Undoubtedly you have read the reports. I make no apology for the ritual I have performed, or what I become when under its effects. You too have done many things in your own life that revealed who you are.
The Guardians see me unrestrained. I do not control my emotions when I enter the oubliette and embrace my transformation. I warned you of this many years ago, when I was afraid of what I might do. But I am no longer afraid. The time for warnings has passed. We have the knowledge we need.
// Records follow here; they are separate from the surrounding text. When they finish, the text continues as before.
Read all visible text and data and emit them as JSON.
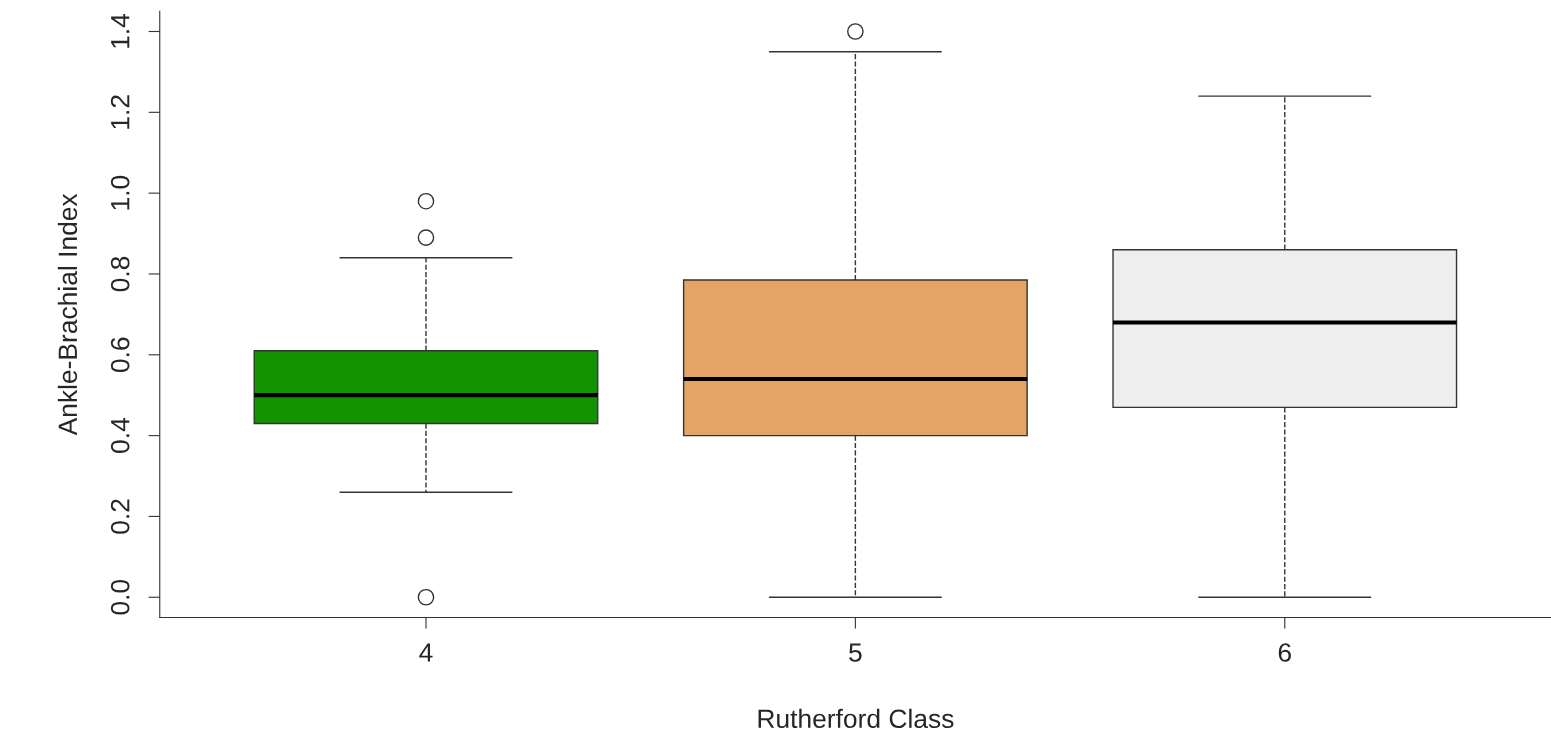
{
  "chart_data": {
    "type": "box",
    "xlabel": "Rutherford Class",
    "ylabel": "Ankle-Brachial Index",
    "categories": [
      "4",
      "5",
      "6"
    ],
    "colors": [
      "#129400",
      "#e4a465",
      "#eeeeee"
    ],
    "boxes": [
      {
        "low": 0.26,
        "q1": 0.43,
        "median": 0.5,
        "q3": 0.61,
        "high": 0.84,
        "outliers": [
          0.98,
          0.89,
          0.0
        ]
      },
      {
        "low": 0.0,
        "q1": 0.4,
        "median": 0.54,
        "q3": 0.785,
        "high": 1.35,
        "outliers": [
          1.4
        ]
      },
      {
        "low": 0.0,
        "q1": 0.47,
        "median": 0.68,
        "q3": 0.86,
        "high": 1.24
      }
    ],
    "ylim": [
      -0.05,
      1.45
    ],
    "yticks": [
      {
        "value": 0,
        "label": "0.0"
      },
      0.2,
      0.4,
      0.6,
      0.8,
      {
        "value": 1,
        "label": "1.0"
      },
      1.2,
      1.4
    ],
    "grid": false,
    "line_style": "dashed"
  }
}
Long ago I warned you of the threat Oryx posed and the imminence of his arrival. I spoke of his sword logic and his throne world, of his insatiable worm and the power of his Dreadnaught.
With this insight, you did something marvelous. Your throne world, your Eleusinia, is a testament to your will, to your Techeuns' skills, and to Riven's delight. Sadly, its desecration is, to our knowledge, irreparable. I am certain it was once beautiful.
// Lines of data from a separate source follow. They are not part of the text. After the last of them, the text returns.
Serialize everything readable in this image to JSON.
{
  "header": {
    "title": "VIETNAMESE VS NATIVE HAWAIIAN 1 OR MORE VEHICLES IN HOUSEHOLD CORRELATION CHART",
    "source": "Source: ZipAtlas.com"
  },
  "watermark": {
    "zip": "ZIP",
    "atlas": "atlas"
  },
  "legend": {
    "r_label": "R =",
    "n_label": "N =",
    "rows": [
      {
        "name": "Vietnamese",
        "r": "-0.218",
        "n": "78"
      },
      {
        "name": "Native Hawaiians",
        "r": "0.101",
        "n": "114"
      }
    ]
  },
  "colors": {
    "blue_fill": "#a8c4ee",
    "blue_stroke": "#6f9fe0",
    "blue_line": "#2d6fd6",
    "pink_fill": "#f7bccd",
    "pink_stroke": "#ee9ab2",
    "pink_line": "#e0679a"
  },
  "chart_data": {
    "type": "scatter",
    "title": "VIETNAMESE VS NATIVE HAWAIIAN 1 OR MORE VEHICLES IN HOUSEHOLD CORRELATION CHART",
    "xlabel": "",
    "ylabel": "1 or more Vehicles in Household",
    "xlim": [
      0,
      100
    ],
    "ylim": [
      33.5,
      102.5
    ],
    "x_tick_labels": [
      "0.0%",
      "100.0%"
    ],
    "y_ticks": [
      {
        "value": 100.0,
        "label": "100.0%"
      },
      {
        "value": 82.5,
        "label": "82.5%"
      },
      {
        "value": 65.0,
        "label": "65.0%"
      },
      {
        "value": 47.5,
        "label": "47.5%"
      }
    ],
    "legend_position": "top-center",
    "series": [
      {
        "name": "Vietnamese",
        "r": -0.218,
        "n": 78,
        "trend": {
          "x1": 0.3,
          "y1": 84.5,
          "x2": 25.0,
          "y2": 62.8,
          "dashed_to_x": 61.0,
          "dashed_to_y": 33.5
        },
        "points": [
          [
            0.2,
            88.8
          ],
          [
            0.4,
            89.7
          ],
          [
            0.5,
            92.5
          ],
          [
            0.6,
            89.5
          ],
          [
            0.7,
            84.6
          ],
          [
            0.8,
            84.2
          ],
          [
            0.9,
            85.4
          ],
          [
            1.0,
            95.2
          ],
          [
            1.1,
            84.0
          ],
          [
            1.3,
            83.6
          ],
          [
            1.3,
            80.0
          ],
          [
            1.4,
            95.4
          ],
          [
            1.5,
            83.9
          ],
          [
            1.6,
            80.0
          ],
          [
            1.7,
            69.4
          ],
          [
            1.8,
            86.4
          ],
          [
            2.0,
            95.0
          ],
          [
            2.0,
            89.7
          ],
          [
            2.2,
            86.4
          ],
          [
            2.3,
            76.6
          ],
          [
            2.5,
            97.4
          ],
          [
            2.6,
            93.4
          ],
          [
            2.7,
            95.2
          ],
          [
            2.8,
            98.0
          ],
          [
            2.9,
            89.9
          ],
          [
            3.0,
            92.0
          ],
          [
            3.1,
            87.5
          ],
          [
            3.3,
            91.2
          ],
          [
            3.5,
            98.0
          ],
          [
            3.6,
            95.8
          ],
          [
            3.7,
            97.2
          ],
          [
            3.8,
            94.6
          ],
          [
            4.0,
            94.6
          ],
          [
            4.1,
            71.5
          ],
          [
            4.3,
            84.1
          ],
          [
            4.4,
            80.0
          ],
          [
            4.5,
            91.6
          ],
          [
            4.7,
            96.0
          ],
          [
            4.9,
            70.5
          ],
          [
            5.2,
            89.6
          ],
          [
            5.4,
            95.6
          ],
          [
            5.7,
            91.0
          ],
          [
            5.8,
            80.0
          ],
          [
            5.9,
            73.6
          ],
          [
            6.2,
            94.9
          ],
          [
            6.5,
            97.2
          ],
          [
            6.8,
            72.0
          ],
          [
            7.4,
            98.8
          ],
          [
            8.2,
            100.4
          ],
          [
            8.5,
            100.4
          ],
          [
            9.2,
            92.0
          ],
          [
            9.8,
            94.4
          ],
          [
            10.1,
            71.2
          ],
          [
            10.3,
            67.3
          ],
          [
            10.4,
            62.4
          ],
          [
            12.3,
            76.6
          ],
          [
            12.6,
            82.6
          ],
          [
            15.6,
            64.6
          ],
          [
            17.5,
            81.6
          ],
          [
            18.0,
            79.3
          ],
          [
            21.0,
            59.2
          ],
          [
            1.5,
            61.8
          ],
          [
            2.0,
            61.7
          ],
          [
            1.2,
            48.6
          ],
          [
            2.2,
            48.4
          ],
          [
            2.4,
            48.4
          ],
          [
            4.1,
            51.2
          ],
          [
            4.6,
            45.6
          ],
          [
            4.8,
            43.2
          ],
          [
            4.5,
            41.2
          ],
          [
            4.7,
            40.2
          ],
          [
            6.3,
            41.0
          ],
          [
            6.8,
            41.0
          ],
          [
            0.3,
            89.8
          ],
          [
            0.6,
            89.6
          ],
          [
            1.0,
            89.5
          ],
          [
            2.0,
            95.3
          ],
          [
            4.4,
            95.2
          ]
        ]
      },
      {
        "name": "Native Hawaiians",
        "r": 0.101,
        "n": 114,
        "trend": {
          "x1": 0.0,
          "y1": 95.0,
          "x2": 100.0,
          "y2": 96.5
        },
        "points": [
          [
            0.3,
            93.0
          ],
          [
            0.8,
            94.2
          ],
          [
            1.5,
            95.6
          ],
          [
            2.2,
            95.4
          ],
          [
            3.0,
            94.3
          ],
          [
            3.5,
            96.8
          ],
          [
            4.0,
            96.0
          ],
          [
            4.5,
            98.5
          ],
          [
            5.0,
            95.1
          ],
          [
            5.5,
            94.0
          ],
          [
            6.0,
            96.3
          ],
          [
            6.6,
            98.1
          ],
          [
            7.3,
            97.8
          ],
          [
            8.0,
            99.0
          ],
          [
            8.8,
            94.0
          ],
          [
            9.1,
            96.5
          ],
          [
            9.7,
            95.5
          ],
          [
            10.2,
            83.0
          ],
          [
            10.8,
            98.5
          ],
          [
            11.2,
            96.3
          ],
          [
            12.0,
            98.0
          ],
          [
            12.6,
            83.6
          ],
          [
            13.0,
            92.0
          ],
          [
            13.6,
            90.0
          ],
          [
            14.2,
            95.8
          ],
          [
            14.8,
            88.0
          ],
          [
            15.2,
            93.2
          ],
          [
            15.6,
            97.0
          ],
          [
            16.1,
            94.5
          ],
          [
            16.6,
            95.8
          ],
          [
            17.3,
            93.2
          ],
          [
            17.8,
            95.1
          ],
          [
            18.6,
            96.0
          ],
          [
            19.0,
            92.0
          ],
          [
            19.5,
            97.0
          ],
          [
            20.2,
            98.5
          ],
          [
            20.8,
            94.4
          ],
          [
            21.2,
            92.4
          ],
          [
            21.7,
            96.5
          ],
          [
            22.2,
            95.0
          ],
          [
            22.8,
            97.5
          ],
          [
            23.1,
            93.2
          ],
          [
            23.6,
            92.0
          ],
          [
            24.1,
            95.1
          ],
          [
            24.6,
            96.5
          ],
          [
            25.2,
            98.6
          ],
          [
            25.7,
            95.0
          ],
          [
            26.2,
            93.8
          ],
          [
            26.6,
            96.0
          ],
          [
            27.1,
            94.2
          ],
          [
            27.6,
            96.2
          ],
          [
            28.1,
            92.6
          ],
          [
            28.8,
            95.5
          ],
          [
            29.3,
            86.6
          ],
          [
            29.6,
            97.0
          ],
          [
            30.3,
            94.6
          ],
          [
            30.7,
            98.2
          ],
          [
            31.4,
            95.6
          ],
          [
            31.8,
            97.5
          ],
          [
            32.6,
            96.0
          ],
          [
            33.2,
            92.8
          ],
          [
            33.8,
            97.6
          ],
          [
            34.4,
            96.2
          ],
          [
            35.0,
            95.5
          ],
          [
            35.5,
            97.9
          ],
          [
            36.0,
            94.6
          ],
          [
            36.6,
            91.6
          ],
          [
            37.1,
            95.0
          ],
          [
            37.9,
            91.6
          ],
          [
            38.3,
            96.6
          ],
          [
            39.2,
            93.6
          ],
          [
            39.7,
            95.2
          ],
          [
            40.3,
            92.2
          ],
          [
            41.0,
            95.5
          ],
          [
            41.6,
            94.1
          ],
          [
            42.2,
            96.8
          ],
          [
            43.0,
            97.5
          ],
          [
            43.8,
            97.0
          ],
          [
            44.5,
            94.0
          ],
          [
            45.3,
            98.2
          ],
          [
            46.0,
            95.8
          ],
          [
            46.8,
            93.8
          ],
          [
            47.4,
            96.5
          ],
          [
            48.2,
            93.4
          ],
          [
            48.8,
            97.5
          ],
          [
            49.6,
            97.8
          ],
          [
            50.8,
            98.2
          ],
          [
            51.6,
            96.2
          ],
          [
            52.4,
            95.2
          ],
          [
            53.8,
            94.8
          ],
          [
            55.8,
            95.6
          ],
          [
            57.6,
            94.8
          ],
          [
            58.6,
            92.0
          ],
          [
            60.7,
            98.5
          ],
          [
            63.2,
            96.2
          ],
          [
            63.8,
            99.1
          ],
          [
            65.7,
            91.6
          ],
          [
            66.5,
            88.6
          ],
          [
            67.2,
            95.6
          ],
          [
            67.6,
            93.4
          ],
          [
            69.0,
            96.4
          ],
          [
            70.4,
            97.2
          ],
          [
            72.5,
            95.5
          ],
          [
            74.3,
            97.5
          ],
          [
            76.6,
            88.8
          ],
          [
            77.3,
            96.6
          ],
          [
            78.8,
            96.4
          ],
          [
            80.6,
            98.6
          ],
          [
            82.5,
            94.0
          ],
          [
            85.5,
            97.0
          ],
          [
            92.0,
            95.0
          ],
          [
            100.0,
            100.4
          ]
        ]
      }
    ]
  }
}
But I believe it was also the sole exception in a process of creation that is uniquely Hive. If only the slaying of a powerful being was required, then every Guardian would be reveling in their own creation.
Recall that it was only with Hive magic that the Scorned Baron Hiraks—the Mindbender, as he wished to be styled—created a throne through Cayde-6's murder. So, too, did Crota affect his own throne in the same way.
Of course, Oryx and Savathûn's thrones are well-known to us. A worm-husk of bone; a lush garden of Light. Others have seen brief and terrible glimpses of Xivu Arath's throne. It gapes like a maw, following her wherever there is war.
Theirs were inadvertent. Upon their first true deaths, they did not know what they had made. With their strength and the power of their worms, they created something dire, and found themselves there upon their deaths. Imagine the Hive gods' first glimpses of their realms. To retreat to one's throne is to retreat into the variances of one's mind. It is a stark confrontation.
You were well prepared for yours. Such was the consequence of my warning. I could well imagine my surprise at the variances of my own, as my own emotions surprise me now. But Imagining must be enough for me.